In breast cancer, Galectin-3 (Gal3) acts as a multifunctional protein that helps the tumor survive, travel, and hide. It is found both inside the cell (cytoplasm/nucleus) and outside in the tumor microenvironment.

1. The "Velcro" of Metastasis (Extracellular)

For a breast tumor to spread to other organs (like the lungs or bones), cancer cells must leave the primary tumor and survive the "harsh" environment of the bloodstream. Gal3 is famously known as the "molecular velcro" of the bloodstream.

• The MUC1 Interaction: On the surface of cancer cells, Gal3 binds to a large protein called MUC1. This interaction exposes adhesion molecules that allow cancer cells to "dock" onto the lining of blood vessels.

• Seeding the Soil: This helps circulating tumor cells (CTCs) stop and invade distant organs, particularly the lungs and bones, facilitating the spread of the disease.

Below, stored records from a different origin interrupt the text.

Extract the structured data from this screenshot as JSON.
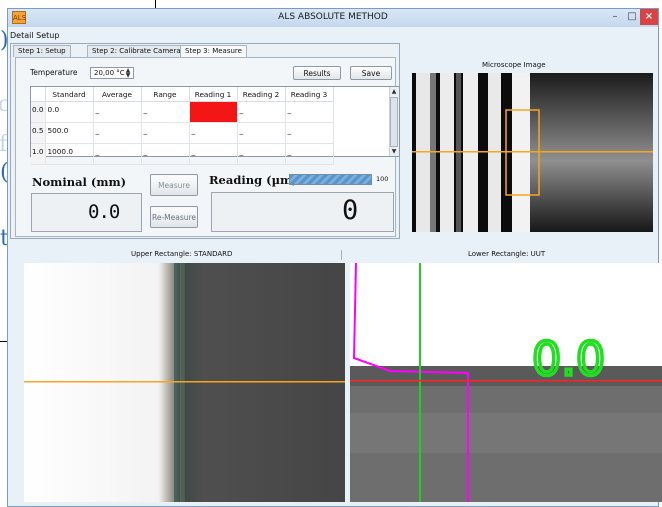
{
  "window": {
    "title": "ALS ABSOLUTE METHOD",
    "controls": {
      "minimize": "–",
      "maximize": "□",
      "close": "×"
    }
  },
  "menu": {
    "detail_setup": "Detail Setup"
  },
  "tabs": [
    {
      "label": "Step 1: Setup"
    },
    {
      "label": "Step 2: Calibrate Camera"
    },
    {
      "label": "Step 3: Measure",
      "active": true
    }
  ],
  "temperature": {
    "label": "Temperature",
    "value": "20,00 °C"
  },
  "buttons": {
    "results": "Results",
    "save": "Save",
    "measure": "Measure",
    "remeasure": "Re-Measure"
  },
  "table": {
    "columns": [
      "Standard",
      "Average",
      "Range",
      "Reading 1",
      "Reading 2",
      "Reading 3"
    ],
    "rows": [
      {
        "row_head": "0.0",
        "standard": "0.0",
        "average": "_",
        "range": "_",
        "reading1": "",
        "reading2": "_",
        "reading3": "_"
      },
      {
        "row_head": "0.5",
        "standard": "500.0",
        "average": "_",
        "range": "_",
        "reading1": "_",
        "reading2": "_",
        "reading3": "_"
      },
      {
        "row_head": "1.0",
        "standard": "1000.0",
        "average": "_",
        "range": "_",
        "reading1": "_",
        "reading2": "_",
        "reading3": "_"
      }
    ],
    "highlight_color": "#f21616"
  },
  "nominal": {
    "label": "Nominal (mm)",
    "value": "0.0"
  },
  "reading": {
    "label": "Reading  (µm)",
    "value": "0",
    "progress_max": "100",
    "progress_fraction": 1.0
  },
  "microscope": {
    "label": "Microscope Image",
    "roi_color": "#f5a623",
    "crosshair_color": "#f5a623"
  },
  "upper_rect": {
    "label": "Upper Rectangle: STANDARD",
    "line_color": "#f5a623"
  },
  "lower_rect": {
    "label": "Lower Rectangle: UUT",
    "overlay_text": "0.0",
    "overlay_color": "#22dd22",
    "edge_color": "#ff00ff",
    "line_color": "#ff2222"
  },
  "background": {
    "chars": [
      ")",
      "c",
      "f",
      "(",
      "t"
    ]
  }
}
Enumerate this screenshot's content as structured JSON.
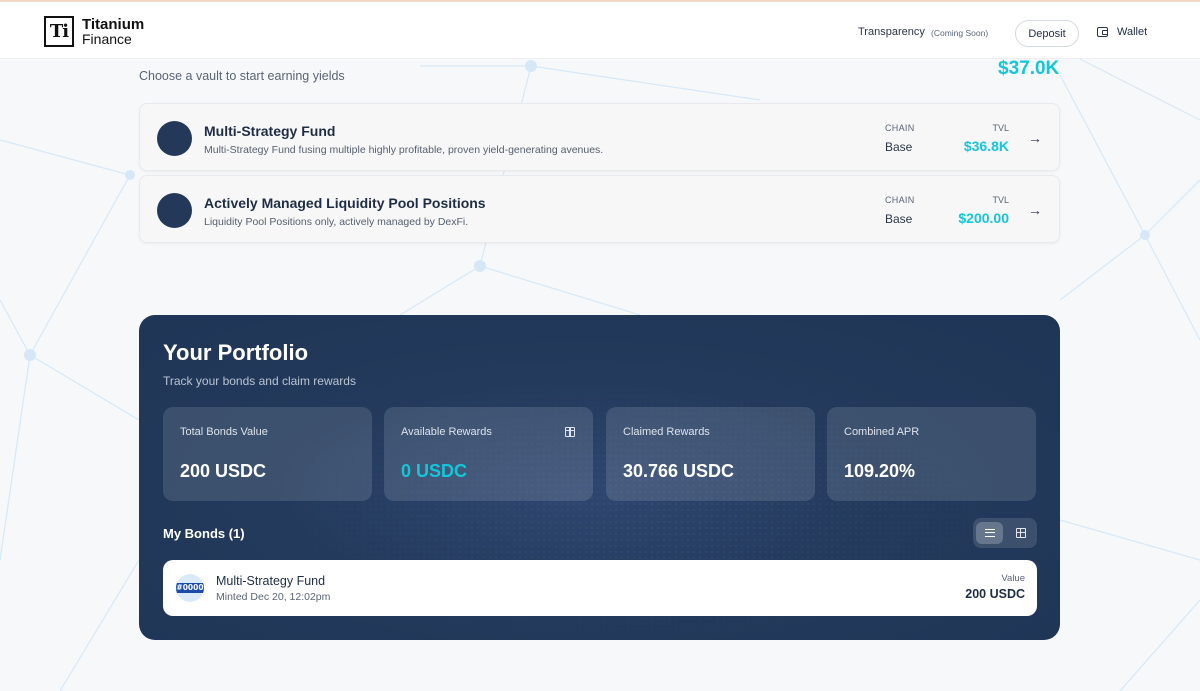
{
  "header": {
    "logo_glyph": "Ti",
    "logo_line1": "Titanium",
    "logo_line2": "Finance",
    "nav_transparency": "Transparency",
    "nav_coming_soon": "(Coming Soon)",
    "deposit_label": "Deposit",
    "wallet_label": "Wallet"
  },
  "vaults": {
    "subtitle": "Choose a vault to start earning yields",
    "total_tvl": "$37.0K",
    "items": [
      {
        "name": "Multi-Strategy Fund",
        "description": "Multi-Strategy Fund fusing multiple highly profitable, proven yield-generating avenues.",
        "chain_label": "CHAIN",
        "chain": "Base",
        "tvl_label": "TVL",
        "tvl": "$36.8K",
        "arrow": "→"
      },
      {
        "name": "Actively Managed Liquidity Pool Positions",
        "description": "Liquidity Pool Positions only, actively managed by DexFi.",
        "chain_label": "CHAIN",
        "chain": "Base",
        "tvl_label": "TVL",
        "tvl": "$200.00",
        "arrow": "→"
      }
    ]
  },
  "portfolio": {
    "title": "Your Portfolio",
    "subtitle": "Track your bonds and claim rewards",
    "stats": [
      {
        "label": "Total Bonds Value",
        "value": "200 USDC"
      },
      {
        "label": "Available Rewards",
        "value": "0 USDC",
        "icon": "gift-icon"
      },
      {
        "label": "Claimed Rewards",
        "value": "30.766 USDC"
      },
      {
        "label": "Combined APR",
        "value": "109.20%"
      }
    ],
    "bonds_title": "My Bonds (1)",
    "view_modes": [
      "list",
      "grid"
    ],
    "active_view": "list",
    "bonds": [
      {
        "badge": "#0000",
        "name": "Multi-Strategy Fund",
        "minted": "Minted Dec 20, 12:02pm",
        "value_label": "Value",
        "value": "200 USDC"
      }
    ]
  },
  "colors": {
    "accent": "#13c6d8",
    "navy": "#24395a",
    "text": "#1f2d44"
  }
}
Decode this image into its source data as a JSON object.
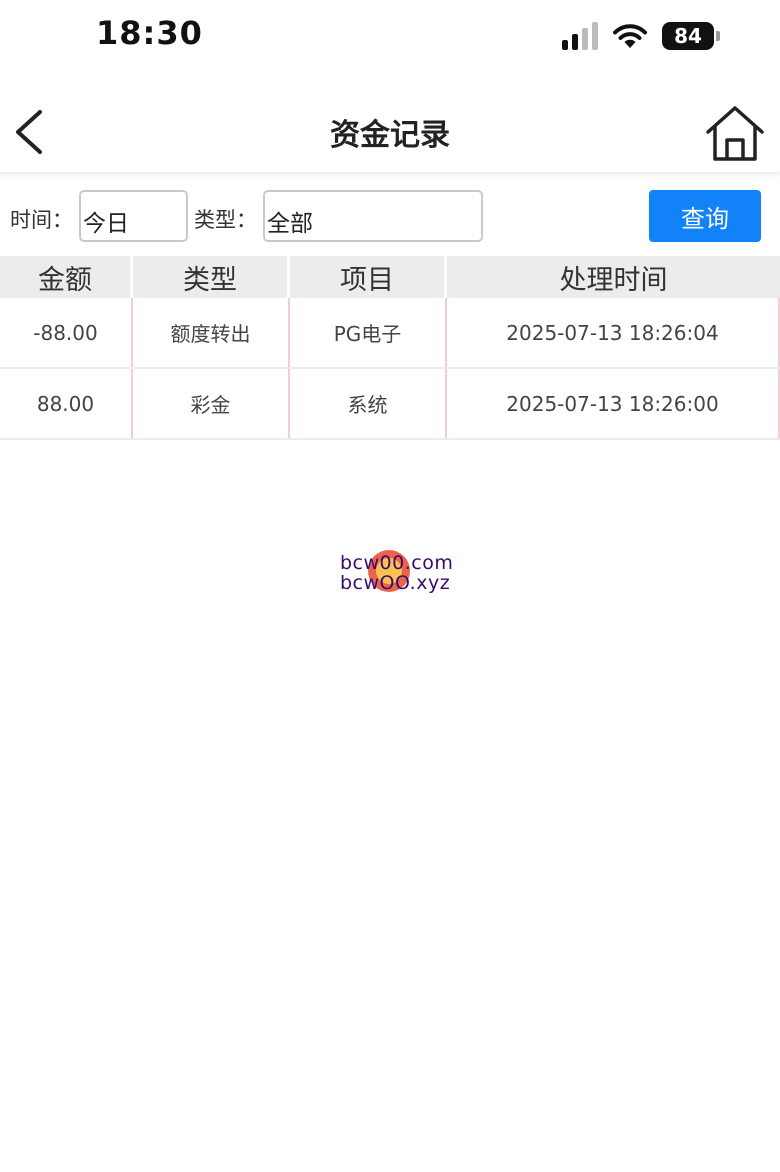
{
  "status_bar": {
    "time": "18:30",
    "battery": "84",
    "icons": [
      "signal-icon",
      "wifi-icon",
      "battery-icon"
    ]
  },
  "nav": {
    "title": "资金记录",
    "back_icon": "chevron-left-icon",
    "home_icon": "home-icon"
  },
  "filters": {
    "time_label": "时间：",
    "time_value": "今日",
    "type_label": "类型：",
    "type_value": "全部",
    "query_label": "查询",
    "accent_color": "#1182f7"
  },
  "table": {
    "headers": [
      "金额",
      "类型",
      "项目",
      "处理时间"
    ],
    "rows": [
      [
        "-88.00",
        "额度转出",
        "PG电子",
        "2025-07-13 18:26:04"
      ],
      [
        "88.00",
        "彩金",
        "系统",
        "2025-07-13 18:26:00"
      ]
    ]
  },
  "watermark": {
    "line1": "bcw00.com",
    "line2": "bcwOO.xyz"
  }
}
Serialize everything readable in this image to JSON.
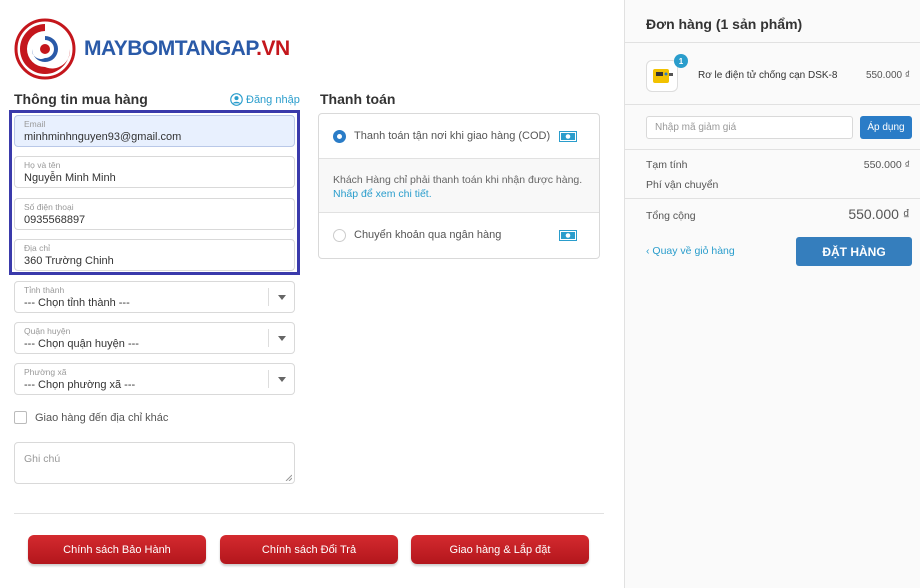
{
  "logo": {
    "part1": "MAYBOMTANGAP",
    "part2": ".VN"
  },
  "customer": {
    "title": "Thông tin mua hàng",
    "login_link": "Đăng nhập",
    "fields": [
      {
        "label": "Email",
        "value": "minhminhnguyen93@gmail.com"
      },
      {
        "label": "Họ và tên",
        "value": "Nguyễn Minh Minh"
      },
      {
        "label": "Số điện thoại",
        "value": "0935568897"
      },
      {
        "label": "Địa chỉ",
        "value": "360 Trường Chinh"
      }
    ],
    "selects": [
      {
        "label": "Tỉnh thành",
        "value": "--- Chọn tỉnh thành ---"
      },
      {
        "label": "Quận huyện",
        "value": "--- Chọn quận huyện ---"
      },
      {
        "label": "Phường xã",
        "value": "--- Chọn phường xã ---"
      }
    ],
    "alt_address_label": "Giao hàng đến địa chỉ khác",
    "note_placeholder": "Ghi chú"
  },
  "payment": {
    "title": "Thanh toán",
    "options": [
      {
        "label": "Thanh toán tận nơi khi giao hàng (COD)",
        "selected": true
      },
      {
        "label": "Chuyển khoản qua ngân hàng",
        "selected": false
      }
    ],
    "info_text": "Khách Hàng chỉ phải thanh toán khi nhận được hàng.",
    "info_link": "Nhấp để xem chi tiết."
  },
  "footer_buttons": [
    "Chính sách Bảo Hành",
    "Chính sách Đổi Trả",
    "Giao hàng & Lắp đặt"
  ],
  "order": {
    "title": "Đơn hàng (1 sản phẩm)",
    "product": {
      "name": "Rơ le điện tử chống cạn DSK-8",
      "price": "550.000 ₫",
      "qty": "1"
    },
    "coupon_placeholder": "Nhập mã giảm giá",
    "apply_label": "Áp dụng",
    "subtotal_label": "Tạm tính",
    "subtotal_value": "550.000 ₫",
    "shipping_label": "Phí vận chuyển",
    "total_label": "Tổng cộng",
    "total_value": "550.000 ₫",
    "back_link": "Quay về giỏ hàng",
    "place_order": "ĐẶT HÀNG"
  },
  "colors": {
    "brand_blue": "#2a5aa8",
    "brand_red": "#c4161c",
    "accent": "#2a7cc7",
    "highlight": "#3a3aab"
  }
}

• Migration: It acts like a "glue," allowing cells to grip the extracellular matrix (the scaffolding between cells) to move into new tissues.

2. The "Anti-Death Shield" Against Chemotherapy (Intracellular)

One of the biggest challenges in treating breast cancer is apoptosis resistance—when cancer cells refuse to die even when treated with chemotherapy. Inside the breast cancer cell, Gal3 acts as a guardian of the mitochondria.

• The NWGR Motif: Inside the cell, Gal-3 contains a specific sequence of amino acids (NWGR) that is almost identical to the Bcl-2 protein (a famous "pro-survival" protein). This motif allows Gal-3 to block the signals that tell a cell to self-destruct. Research shows that high levels of Gal-3 can make Triple-Negative Breast Cancer (TNBC) resistant to drugs like arsenic trioxide.

• Anti-Apoptotic Power: It prevents "programmed cell death" (apoptosis). When chemotherapy drugs try to trigger the cell to die, Gal3 stabilizes the cell’s internal structures, allowing the cancer to survive and become drug-resistant.

3. The "Immune Cloak"

Gal3 is secreted into the space around the tumor to deactivate the body’s natural defenses.

• LAG-3 Activation: When Gal-3 binds to LAG-3, an inhibitory "checkpoint" receptor, it sends a strong "stop" signal to the T cell.

• T-celll Functional Paralysis: This binding is necessary for Gal-3 to suppress T cell effector function. Without Gal-3, T cells in the tumor microenvironment are significantly more active and inflammatory against the tumor.

• Macrophage Subversion: Gal-3 "re-programs" macrophages (the body's cleanup cells). Instead of eating cancer cells, these macrophages become "pro-tumor," actually helping the cancer grow and build new blood vessels (angiogenesis).